Spark is equipped well with the elastic scaling that dynamically adds or removes executors based on the need and availability of resources in the cluster for better optimisation of compute capacity. spark.dynamicAllocation.enabled is the property that allows us to enable the dynamic allocation of resources. Dynamic allocation kicks in when the spark context is initialised and there are two policies namely scale up which requests new executors when there are pending tasks and increases the number of executors and scale down which removes executors that have been idle for spark.dynamicAllocation.executorIdleTimeout seconds. Note that spark external shuffle service should be enabled to enable dynamic allocation, this is controlled by spark_shuffle_service_enabled property.

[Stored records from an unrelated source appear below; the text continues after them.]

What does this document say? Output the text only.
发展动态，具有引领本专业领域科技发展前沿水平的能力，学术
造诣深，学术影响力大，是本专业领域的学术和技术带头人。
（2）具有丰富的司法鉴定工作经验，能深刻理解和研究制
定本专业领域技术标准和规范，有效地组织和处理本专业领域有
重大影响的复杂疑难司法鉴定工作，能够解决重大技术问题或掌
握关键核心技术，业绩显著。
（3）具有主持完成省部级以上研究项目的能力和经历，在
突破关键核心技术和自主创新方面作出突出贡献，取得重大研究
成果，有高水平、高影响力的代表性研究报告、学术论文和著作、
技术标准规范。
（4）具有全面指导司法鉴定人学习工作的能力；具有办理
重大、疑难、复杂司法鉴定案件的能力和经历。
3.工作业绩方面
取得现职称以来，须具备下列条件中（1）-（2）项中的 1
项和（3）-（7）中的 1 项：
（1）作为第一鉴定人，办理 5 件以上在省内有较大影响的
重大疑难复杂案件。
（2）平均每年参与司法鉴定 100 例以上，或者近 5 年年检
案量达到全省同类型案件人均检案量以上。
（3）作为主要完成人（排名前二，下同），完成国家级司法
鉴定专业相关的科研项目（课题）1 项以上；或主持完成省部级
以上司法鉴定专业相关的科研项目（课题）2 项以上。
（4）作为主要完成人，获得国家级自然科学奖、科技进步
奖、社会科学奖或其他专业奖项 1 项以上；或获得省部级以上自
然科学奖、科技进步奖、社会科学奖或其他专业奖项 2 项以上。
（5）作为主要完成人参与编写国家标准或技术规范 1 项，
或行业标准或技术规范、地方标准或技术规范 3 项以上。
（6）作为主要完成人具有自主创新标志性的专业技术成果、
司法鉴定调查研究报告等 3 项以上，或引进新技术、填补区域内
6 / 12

Processing Close to Storage

As a thumb rule for building distributed systems the processing is most desired to be closest to storage for low read latencies and lesser expensive disk IO and reducing the data movement. The locality configurations in Spark help in determining the right most pick out of the five supported settings.

PROCESS_LOCAL — data and processing are localized on the same JVM
NODE_LOCAL — data and processing are in the same node but on different executor. This level is slower than the previous one because it has to move the data between processed
RACK_LOCAL — data is located in other node than processing but both nodes are on the same rack. Obviously here the data is moved through the network.
NO_PREF — means no locality preference.
ANY — data is elsewhere but not on the same rack.

However, it is important to know that the locality levels works like an hierarchical precedence so if there is no data fetched at a level spark would look for the lower locality level after waiting for the timeout window set by spark.locality.wait setting.

Fair Scheduling

By default Spark executes tasks in FIFO sequence but in order to achieve better parallelism for independent tasks its recommended to change the schedular setting to fair scheduling for tasks to be picked and executed in round robin manner. Create a poll of tasks based on the them being mutually exclusive.

Use Broadcast Variables and Cache

Broadcast variables in Spark is a way for sharing read-only variables across executors. Without broadcast variables these variables would be transported to each executor for every transformation and action, which would cause network overhead. However, with broadcast variables, they are shipped once and are cached for future reference at all executors.

Keep eying for the caching needs of data frames wherever feasible and optimised as this would lower down the GC overhead and memory utilisation.

Conclusion

Reiterating that knowing the eventual goal and the most desired performance properties of the system you are building is important. It is about knowing what you want and what you can compromise. At times, in order to achieve a performance goal you need to trade off another one.